Speaking about the fact that midwives at Furness General Hospital are still being investigated over the case six years later, Mr Titcombe said: “How could this have happened? Notes going missing, this concealment of reports, the lack of regard for safety – how can that have happened and yet it’s not criminal?”

Case study: Death of mother and her child

Nittaya Hendrickson and her newborn son Chester died at Furness General Hospital in Barrow, Cumbria in 2008. Ms Hendrickson, who was diabetic, was admitted to the hospital on 31 July 2008 and had her labour induced.
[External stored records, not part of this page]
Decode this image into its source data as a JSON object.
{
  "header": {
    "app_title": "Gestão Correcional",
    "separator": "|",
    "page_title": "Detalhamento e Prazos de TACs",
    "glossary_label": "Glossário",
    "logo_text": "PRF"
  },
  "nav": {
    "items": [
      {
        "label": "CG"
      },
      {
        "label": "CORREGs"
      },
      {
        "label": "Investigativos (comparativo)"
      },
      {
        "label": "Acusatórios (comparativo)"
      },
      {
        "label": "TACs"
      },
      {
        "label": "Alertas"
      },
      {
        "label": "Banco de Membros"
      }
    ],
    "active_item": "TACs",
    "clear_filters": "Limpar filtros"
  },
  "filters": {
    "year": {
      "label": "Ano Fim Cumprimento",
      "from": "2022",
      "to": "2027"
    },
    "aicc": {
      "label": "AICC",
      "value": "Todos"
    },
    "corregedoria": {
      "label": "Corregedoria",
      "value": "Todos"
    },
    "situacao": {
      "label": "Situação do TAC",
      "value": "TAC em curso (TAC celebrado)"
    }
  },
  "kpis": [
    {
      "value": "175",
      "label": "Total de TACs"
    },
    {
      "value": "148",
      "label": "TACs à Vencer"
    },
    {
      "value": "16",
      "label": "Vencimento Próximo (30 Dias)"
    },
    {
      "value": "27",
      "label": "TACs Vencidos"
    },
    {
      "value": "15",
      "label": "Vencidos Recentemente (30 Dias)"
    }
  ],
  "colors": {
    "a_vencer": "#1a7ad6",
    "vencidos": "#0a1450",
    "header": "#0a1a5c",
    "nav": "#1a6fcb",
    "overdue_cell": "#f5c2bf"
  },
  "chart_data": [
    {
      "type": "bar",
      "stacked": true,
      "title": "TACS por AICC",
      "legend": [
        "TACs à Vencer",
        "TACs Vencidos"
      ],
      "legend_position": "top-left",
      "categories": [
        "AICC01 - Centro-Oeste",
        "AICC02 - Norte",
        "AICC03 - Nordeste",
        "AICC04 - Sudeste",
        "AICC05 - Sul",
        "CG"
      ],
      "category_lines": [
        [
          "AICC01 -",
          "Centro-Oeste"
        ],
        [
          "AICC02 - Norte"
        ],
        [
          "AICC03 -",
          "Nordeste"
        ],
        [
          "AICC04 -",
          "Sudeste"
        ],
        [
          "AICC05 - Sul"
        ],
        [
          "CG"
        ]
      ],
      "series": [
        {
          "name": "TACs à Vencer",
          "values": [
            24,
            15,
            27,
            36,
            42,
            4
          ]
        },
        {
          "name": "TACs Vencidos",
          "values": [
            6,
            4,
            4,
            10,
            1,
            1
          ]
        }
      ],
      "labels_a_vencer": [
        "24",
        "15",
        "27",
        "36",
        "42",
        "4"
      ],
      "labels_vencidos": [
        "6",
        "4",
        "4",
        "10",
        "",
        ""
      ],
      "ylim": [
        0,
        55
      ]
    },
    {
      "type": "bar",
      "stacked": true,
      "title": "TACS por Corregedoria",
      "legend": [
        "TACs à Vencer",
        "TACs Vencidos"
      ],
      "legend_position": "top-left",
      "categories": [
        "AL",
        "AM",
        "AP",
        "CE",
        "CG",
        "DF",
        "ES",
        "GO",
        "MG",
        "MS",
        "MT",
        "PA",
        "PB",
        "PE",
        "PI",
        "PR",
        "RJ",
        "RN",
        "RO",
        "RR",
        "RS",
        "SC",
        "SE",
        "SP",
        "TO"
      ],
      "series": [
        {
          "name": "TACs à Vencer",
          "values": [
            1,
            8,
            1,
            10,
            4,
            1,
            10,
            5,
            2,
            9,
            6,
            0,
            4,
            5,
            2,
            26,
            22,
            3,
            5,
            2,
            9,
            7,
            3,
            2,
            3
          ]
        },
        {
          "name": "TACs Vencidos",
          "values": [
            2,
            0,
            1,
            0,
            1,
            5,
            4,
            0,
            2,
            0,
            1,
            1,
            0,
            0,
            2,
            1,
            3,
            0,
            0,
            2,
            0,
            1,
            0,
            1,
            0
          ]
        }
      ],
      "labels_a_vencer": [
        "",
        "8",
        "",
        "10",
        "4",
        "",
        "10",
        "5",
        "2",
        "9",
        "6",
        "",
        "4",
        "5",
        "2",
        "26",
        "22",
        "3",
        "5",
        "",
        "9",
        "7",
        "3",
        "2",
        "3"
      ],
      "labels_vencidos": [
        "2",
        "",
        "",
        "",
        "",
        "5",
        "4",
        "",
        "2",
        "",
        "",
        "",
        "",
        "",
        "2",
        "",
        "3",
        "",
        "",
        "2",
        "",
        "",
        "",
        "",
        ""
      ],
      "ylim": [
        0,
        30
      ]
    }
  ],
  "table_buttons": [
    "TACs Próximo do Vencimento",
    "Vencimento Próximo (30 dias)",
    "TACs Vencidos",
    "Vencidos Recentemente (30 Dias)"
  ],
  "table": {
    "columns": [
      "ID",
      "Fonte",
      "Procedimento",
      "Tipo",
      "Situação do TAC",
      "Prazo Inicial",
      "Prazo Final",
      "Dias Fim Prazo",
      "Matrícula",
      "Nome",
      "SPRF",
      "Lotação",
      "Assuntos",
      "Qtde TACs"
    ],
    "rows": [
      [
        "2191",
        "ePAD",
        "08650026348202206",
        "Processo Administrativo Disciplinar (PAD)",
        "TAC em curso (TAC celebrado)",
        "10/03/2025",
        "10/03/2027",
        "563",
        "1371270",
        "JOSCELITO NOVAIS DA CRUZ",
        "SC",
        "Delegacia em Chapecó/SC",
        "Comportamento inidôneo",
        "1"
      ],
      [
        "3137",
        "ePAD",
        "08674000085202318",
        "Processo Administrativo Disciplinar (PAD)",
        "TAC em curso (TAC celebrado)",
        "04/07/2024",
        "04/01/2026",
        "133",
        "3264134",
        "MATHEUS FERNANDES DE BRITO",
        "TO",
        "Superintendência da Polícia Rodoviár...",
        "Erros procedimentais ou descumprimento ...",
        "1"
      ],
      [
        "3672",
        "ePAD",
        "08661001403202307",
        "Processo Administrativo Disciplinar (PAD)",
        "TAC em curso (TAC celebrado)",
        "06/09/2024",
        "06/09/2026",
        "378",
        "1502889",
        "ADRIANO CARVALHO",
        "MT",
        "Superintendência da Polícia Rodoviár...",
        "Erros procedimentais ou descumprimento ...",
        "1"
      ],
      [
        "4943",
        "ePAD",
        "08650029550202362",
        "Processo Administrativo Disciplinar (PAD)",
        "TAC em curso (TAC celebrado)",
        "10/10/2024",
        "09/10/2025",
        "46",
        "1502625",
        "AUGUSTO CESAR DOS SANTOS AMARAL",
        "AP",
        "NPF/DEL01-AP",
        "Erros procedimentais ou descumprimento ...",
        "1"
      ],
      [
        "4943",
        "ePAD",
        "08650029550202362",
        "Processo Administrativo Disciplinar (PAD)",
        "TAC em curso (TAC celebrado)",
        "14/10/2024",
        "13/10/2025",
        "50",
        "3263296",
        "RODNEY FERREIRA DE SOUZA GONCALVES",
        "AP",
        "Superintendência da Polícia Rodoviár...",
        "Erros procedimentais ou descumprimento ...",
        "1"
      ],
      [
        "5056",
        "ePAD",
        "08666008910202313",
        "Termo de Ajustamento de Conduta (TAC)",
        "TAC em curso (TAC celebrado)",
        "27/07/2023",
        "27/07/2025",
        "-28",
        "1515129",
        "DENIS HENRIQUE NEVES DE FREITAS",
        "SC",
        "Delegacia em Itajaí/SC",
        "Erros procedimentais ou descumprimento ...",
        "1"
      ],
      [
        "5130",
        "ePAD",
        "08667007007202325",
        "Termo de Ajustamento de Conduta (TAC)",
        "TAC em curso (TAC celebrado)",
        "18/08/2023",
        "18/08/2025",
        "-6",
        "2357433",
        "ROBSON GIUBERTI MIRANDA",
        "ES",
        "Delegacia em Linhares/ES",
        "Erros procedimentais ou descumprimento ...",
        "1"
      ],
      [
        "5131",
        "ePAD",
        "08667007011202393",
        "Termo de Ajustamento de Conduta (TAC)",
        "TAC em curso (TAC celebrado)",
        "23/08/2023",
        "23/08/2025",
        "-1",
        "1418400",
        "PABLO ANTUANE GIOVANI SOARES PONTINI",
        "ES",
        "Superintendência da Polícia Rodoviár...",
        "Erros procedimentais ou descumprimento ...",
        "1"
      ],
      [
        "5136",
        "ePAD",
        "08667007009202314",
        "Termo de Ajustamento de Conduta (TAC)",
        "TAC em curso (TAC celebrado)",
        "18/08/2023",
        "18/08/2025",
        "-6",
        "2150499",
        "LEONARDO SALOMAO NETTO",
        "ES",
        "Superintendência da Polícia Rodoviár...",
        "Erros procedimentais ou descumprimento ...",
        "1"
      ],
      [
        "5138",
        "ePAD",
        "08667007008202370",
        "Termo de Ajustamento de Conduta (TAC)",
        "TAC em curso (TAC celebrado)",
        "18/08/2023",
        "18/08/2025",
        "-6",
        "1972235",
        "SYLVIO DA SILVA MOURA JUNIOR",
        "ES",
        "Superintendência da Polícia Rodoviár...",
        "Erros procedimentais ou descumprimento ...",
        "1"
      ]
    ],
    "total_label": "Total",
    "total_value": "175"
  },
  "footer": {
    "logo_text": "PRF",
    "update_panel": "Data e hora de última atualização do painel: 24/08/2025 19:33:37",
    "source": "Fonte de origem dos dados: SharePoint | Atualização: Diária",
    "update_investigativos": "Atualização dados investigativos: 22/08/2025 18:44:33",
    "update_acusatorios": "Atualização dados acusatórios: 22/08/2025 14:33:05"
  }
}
A few minutes after her waters broke, she had a fit. Doctors were called but she had a second fit and died soon after. An inquest ruled that Ms Hendrickson died of natural causes. Doctors later confirmed that Chester had suffered severe brain damage due to lack of oxygen during the birth. His father, Carl Hendrickson, was forced to make the decision not to continue Chester’s treatment.

Further investigation into the deaths found that Ms Hendrickson was not cared for properly and that her child’s heartbeat was not monitored properly.

Mr Hendrickson said in 2011 that he felt “vindicated” that a police investigation had been launched into the maternity unit. Ms Hendrickson, who was originally from Thailand, also left behind a son called Conrad.

Mr Hendrickson, from Ulverston, Cumbria, said at the time of the inquest: “Our family has been absolutely devastated by the death of Nittaya and Chester.”